If the answer lives in a database, API, or validated report, the model should not "know" it from memory.

This sounds obvious, but many teams still build structured-data QA as if every question-answering task were generic RAG. That is how you get fluent answers to the wrong number.

Grounding means the answer is constrained by evidence

For structured-data QA, the safest pattern is:

fetch deterministically
explain second

The model can help map intent to a query or tool call, but the system of record should still provide the facts.

Choose the grounding path based on the source

Source of truth	Best pattern	Why
Warehouse or database	SQL or query template path	The data is structured and queryable
Business system or API	Tool or function calling	The answer should come from live system data
Reports or policies	Retrieval with citations	The evidence is document-based
Mixed sources	Router plus grounded path per source	One answer path does not fit all source types

A concrete text-to-SQL safety pattern

Suppose a user asks, "What was AWS spend last week?"

The model can help convert that to a query, but you should still validate the query before execution.

export async function answerSpendQuestion(question: string) {
  const draftSql = await generateSql(question);

  validateSql(draftSql, {
    allowedTables: ["rollup_daily"],
    allowWriteStatements: false,
  });

  const rows = await runReadOnlyQuery(draftSql);

  return summarizeRows(question, rows);
}

The point is not that text-to-SQL is impossible. The point is that it needs guardrails:

allowed tables
read-only enforcement
schema-aware validation
answer synthesis after execution

If the answer should come from the warehouse, fetch it from the warehouse.

Tool-based QA is often better than generic RAG

Many common questions are really tool questions:

what is the order status?
which jobs failed?
when was this invoice paid?
what limit applies to this account?

Those should call systems of record directly. Retrieval over docs is helpful for policies and explanations, not for live account state.

Mixed answers need split responsibilities

Some questions need both raw values and explanation:

"Why did spend rise last week?"
"How many failed jobs did we have, and what changed?"

In those cases:

fetch the values deterministically
optionally fetch document or policy context
let the model explain based on those grounded inputs

That is much safer than asking the model to infer the facts and the explanation in one step.

What to evaluate

For grounded QA, track:

answer correctness
evidence correctness
unsupported-claim rate
query or tool success rate

If the system sounds helpful but the answer is wrong, it is not production-ready.

A fill-in grounding spec

Use this before shipping:

Workflow:
System of record:
Is the answer live, historical, or policy-based?
What should be fetched deterministically?
What should the model only explain?
What evidence should be shown back to the user?
Primary metric:
Guardrail metric:

This prevents the most common failure: using one answer path for data that clearly belongs to different sources.

The common failure mode

The common failure mode is using RAG for everything because it feels like a general solution.

RAG is useful for:

policies
documentation
narrative reports

It is not the best default for:

live metrics
account records
operational statuses

If the answer is sitting in a table or API, route through the table or API.

How StackSpend helps

Grounded QA has distinct cost layers across model usage, query execution, and retrieval. In StackSpend, you can separate those layers by workflow, see whether one grounded assistant is overusing model explanation relative to cheap deterministic fetches, and watch cost per successful grounded answer as usage grows.

What to do next

FAQ

When should I use text-to-SQL instead of RAG?

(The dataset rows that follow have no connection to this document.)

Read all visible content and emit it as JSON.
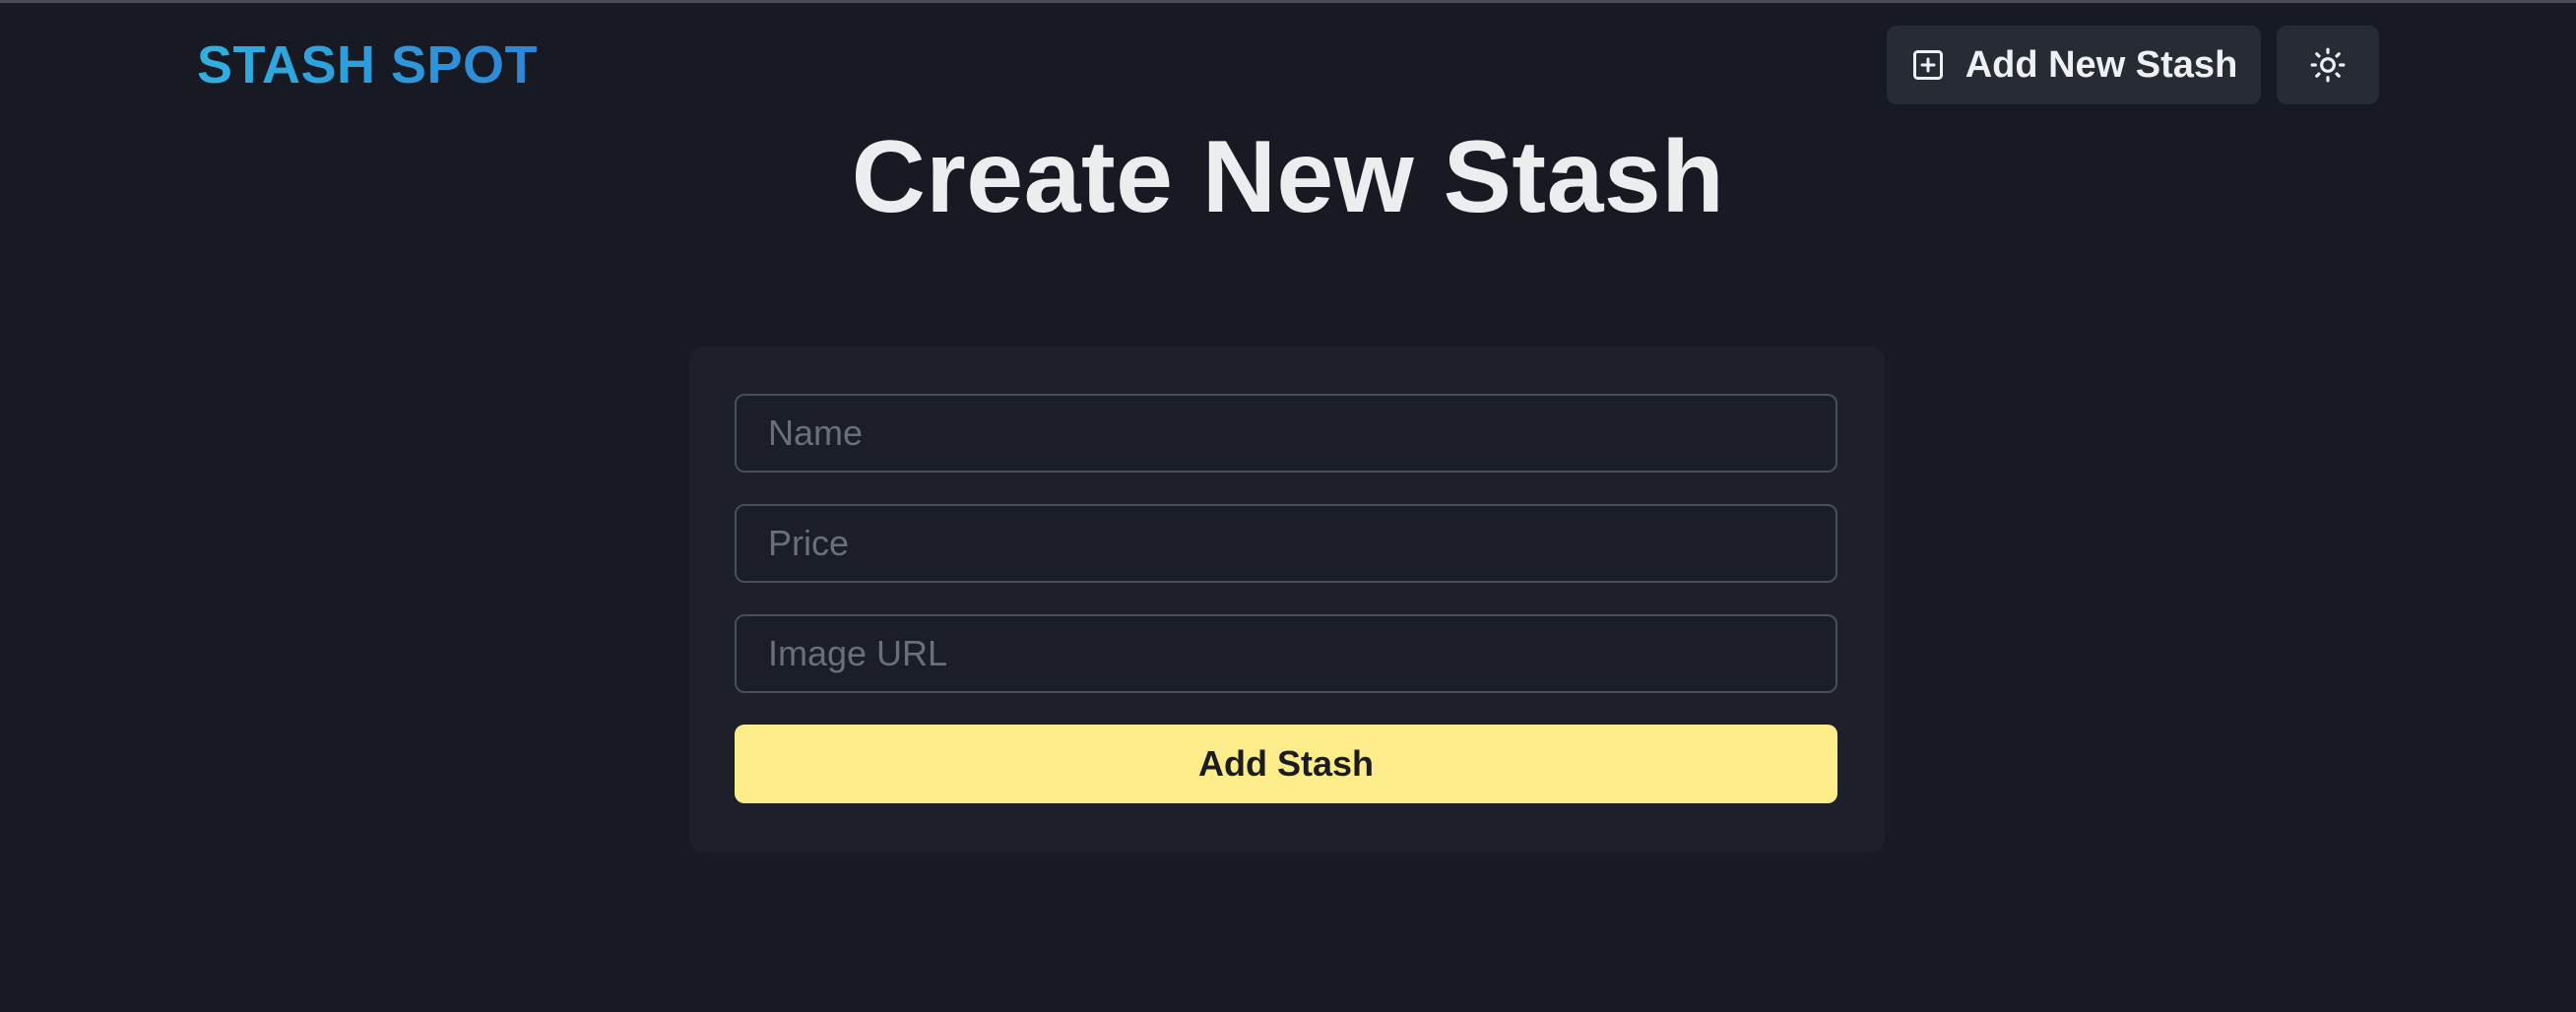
{
  "navbar": {
    "logo_text": "STASH SPOT",
    "add_new_label": "Add New Stash",
    "add_new_icon": "plus-square-icon",
    "theme_toggle_icon": "sun-icon"
  },
  "page": {
    "title": "Create New Stash"
  },
  "form": {
    "name_placeholder": "Name",
    "name_value": "",
    "price_placeholder": "Price",
    "price_value": "",
    "image_url_placeholder": "Image URL",
    "image_url_value": "",
    "submit_label": "Add Stash"
  },
  "colors": {
    "background": "#171923",
    "card": "#1d2029",
    "button": "#272b33",
    "accent_yellow": "#fcec8a",
    "logo_gradient_start": "#2fb1e0",
    "logo_gradient_end": "#2e86d6"
  }
}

Use text-to-SQL when the answer belongs to structured tables and the user needs current or queryable facts, not just document explanations.

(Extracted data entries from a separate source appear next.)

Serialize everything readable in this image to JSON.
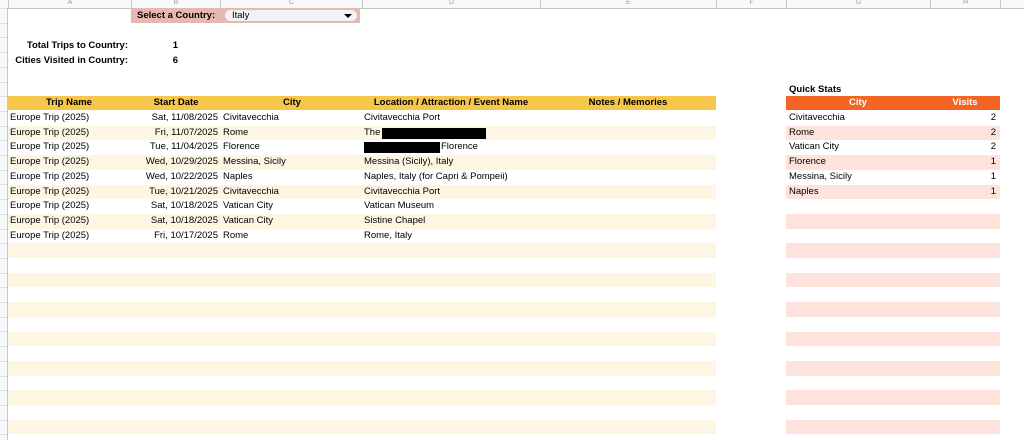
{
  "selector": {
    "label": "Select a Country:",
    "value": "Italy"
  },
  "summary": {
    "total_trips_label": "Total Trips to Country:",
    "total_trips_value": "1",
    "cities_visited_label": "Cities Visited in Country:",
    "cities_visited_value": "6"
  },
  "trips_table": {
    "headers": {
      "trip_name": "Trip Name",
      "start_date": "Start Date",
      "city": "City",
      "location": "Location / Attraction / Event Name",
      "notes": "Notes / Memories"
    },
    "rows": [
      {
        "trip": "Europe Trip (2025)",
        "date": "Sat, 11/08/2025",
        "city": "Civitavecchia",
        "location": "Civitavecchia Port"
      },
      {
        "trip": "Europe Trip (2025)",
        "date": "Fri, 11/07/2025",
        "city": "Rome",
        "location": "The"
      },
      {
        "trip": "Europe Trip (2025)",
        "date": "Tue, 11/04/2025",
        "city": "Florence",
        "location": "Florence"
      },
      {
        "trip": "Europe Trip (2025)",
        "date": "Wed, 10/29/2025",
        "city": "Messina, Sicily",
        "location": "Messina (Sicily), Italy"
      },
      {
        "trip": "Europe Trip (2025)",
        "date": "Wed, 10/22/2025",
        "city": "Naples",
        "location": "Naples, Italy (for Capri & Pompeii)"
      },
      {
        "trip": "Europe Trip (2025)",
        "date": "Tue, 10/21/2025",
        "city": "Civitavecchia",
        "location": "Civitavecchia Port"
      },
      {
        "trip": "Europe Trip (2025)",
        "date": "Sat, 10/18/2025",
        "city": "Vatican City",
        "location": "Vatican Museum"
      },
      {
        "trip": "Europe Trip (2025)",
        "date": "Sat, 10/18/2025",
        "city": "Vatican City",
        "location": "Sistine Chapel"
      },
      {
        "trip": "Europe Trip (2025)",
        "date": "Fri, 10/17/2025",
        "city": "Rome",
        "location": "Rome, Italy"
      }
    ]
  },
  "quick_stats": {
    "title": "Quick Stats",
    "headers": {
      "city": "City",
      "visits": "Visits"
    },
    "rows": [
      {
        "city": "Civitavecchia",
        "visits": "2"
      },
      {
        "city": "Rome",
        "visits": "2"
      },
      {
        "city": "Vatican City",
        "visits": "2"
      },
      {
        "city": "Florence",
        "visits": "1"
      },
      {
        "city": "Messina, Sicily",
        "visits": "1"
      },
      {
        "city": "Naples",
        "visits": "1"
      }
    ]
  },
  "colors": {
    "table_header": "#f6c64a",
    "table_band": "#fdf6e3",
    "stats_header": "#f46524",
    "stats_band": "#fde3dc",
    "selector_bg": "#e6b8af"
  }
}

Should the model execute arbitrary SQL?

No. Use read-only enforcement, allowed-table validation, and preferably templates or validators that constrain what can run.

Can I combine SQL and retrieval in one answer?

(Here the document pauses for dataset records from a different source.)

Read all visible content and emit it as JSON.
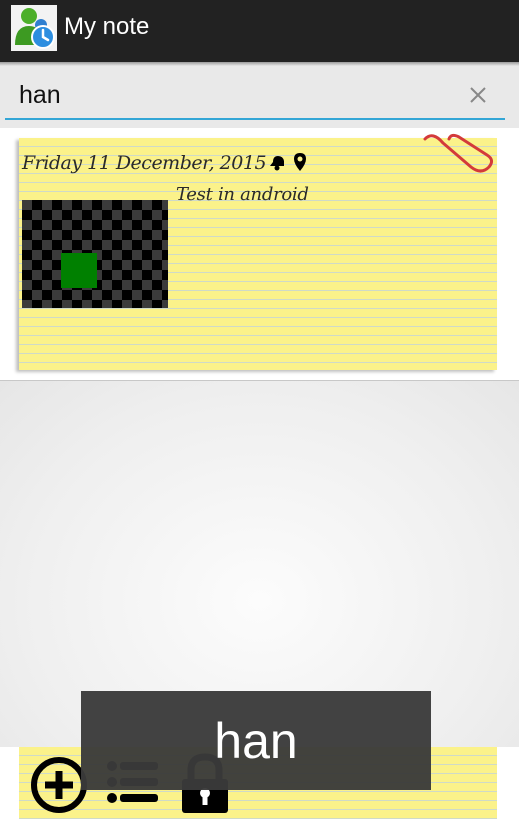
{
  "app": {
    "title": "My note",
    "icon": "messenger-person-clock-icon"
  },
  "search": {
    "value": "han",
    "placeholder": "",
    "clear_icon": "close-icon",
    "accent_color": "#33a6d6"
  },
  "notes": [
    {
      "date": "Friday 11 December, 2015",
      "title": "Test in android",
      "has_reminder": true,
      "has_location": true,
      "has_image": true,
      "icons": [
        "bell-icon",
        "location-pin-icon",
        "paperclip-icon"
      ],
      "paper_color": "#fbf28a"
    }
  ],
  "bottom_toolbar": {
    "buttons": [
      "add-circle-icon",
      "list-icon",
      "lock-icon"
    ]
  },
  "toast": {
    "text": "han"
  }
}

Yes. Fetch the facts deterministically first, then add retrieved policy or documentation context if the user needs explanation.

What is the biggest risk in grounded QA?

Letting the model synthesize an answer that mixes grounded facts with unsupported claims. That is why evidence correctness matters alongside answer correctness.

Is retrieval still useful for structured-data QA?

Yes, but usually for surrounding narrative context such as policy, definitions, and documentation rather than for the live values themselves.